Who BYOK is wrong for
BYOK isn't the right model for everyone. If you're a one-event-a-year consultant who needs a brief next Tuesday, you don't want to provision a Reddit OAuth app. You want a credit card and a result. We have a PAYG tier ($19 per scan) for exactly that case.
If you're an enterprise customer who genuinely doesn't have AccuWeather, doesn't have a chatter contract, and wants one invoice to one vendor, we have a managed tier where we provision keys on the customer's behalf and bill through. That's a real product. It's just not how most of our customers want to buy.
The BYOK model is right for the operator who already has three or four of these contracts and wants the fusion layer without the consolidation play. Which, in our experience, is most security teams that have been around for more than two budget cycles.
The deeper bet
The deeper bet here is that the synthesis layer is the durable product, and the data layer is a commodity that should be priced like one.

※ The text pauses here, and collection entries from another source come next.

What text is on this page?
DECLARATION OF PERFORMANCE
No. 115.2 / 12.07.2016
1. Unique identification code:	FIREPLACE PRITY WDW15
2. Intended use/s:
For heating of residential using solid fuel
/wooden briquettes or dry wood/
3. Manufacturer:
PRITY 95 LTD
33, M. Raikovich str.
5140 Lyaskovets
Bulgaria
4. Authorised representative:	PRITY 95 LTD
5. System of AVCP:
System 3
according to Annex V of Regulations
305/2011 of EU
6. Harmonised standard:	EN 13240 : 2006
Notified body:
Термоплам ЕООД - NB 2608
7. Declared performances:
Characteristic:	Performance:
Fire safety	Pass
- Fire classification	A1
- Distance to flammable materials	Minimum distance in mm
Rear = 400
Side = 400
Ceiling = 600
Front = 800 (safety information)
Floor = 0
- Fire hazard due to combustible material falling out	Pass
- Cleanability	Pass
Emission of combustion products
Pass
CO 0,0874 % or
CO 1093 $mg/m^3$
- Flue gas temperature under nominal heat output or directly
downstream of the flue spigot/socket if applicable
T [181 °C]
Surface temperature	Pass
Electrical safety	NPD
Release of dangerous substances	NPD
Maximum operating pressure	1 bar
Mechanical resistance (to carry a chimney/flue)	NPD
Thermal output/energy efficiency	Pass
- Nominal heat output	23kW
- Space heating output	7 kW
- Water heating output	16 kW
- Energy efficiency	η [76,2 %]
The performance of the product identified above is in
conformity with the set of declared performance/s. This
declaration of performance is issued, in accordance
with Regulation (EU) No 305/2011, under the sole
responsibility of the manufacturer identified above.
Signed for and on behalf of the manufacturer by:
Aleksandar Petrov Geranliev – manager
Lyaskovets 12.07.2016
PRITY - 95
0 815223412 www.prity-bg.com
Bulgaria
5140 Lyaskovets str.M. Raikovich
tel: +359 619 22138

If we're right, the next decade of threat intelligence looks like cloud infrastructure: customers pick best-of-breed signal sources on their own contracts, and a thin synthesis layer fuses them into actionable briefs. The $100K/yr enterprise-license model that defined 2010–2025 in this category will look, in retrospect, like the way nobody buys databases anymore.
If we're wrong, we'll have made it easy for our customers to leave. Which is also fine. We'd rather earn the renewal every quarter than write it into a contract.
The mechanics live on /integrations and the pricing is at /pricing. Customers ask us about this model on every sales call. We figured it was worth writing down.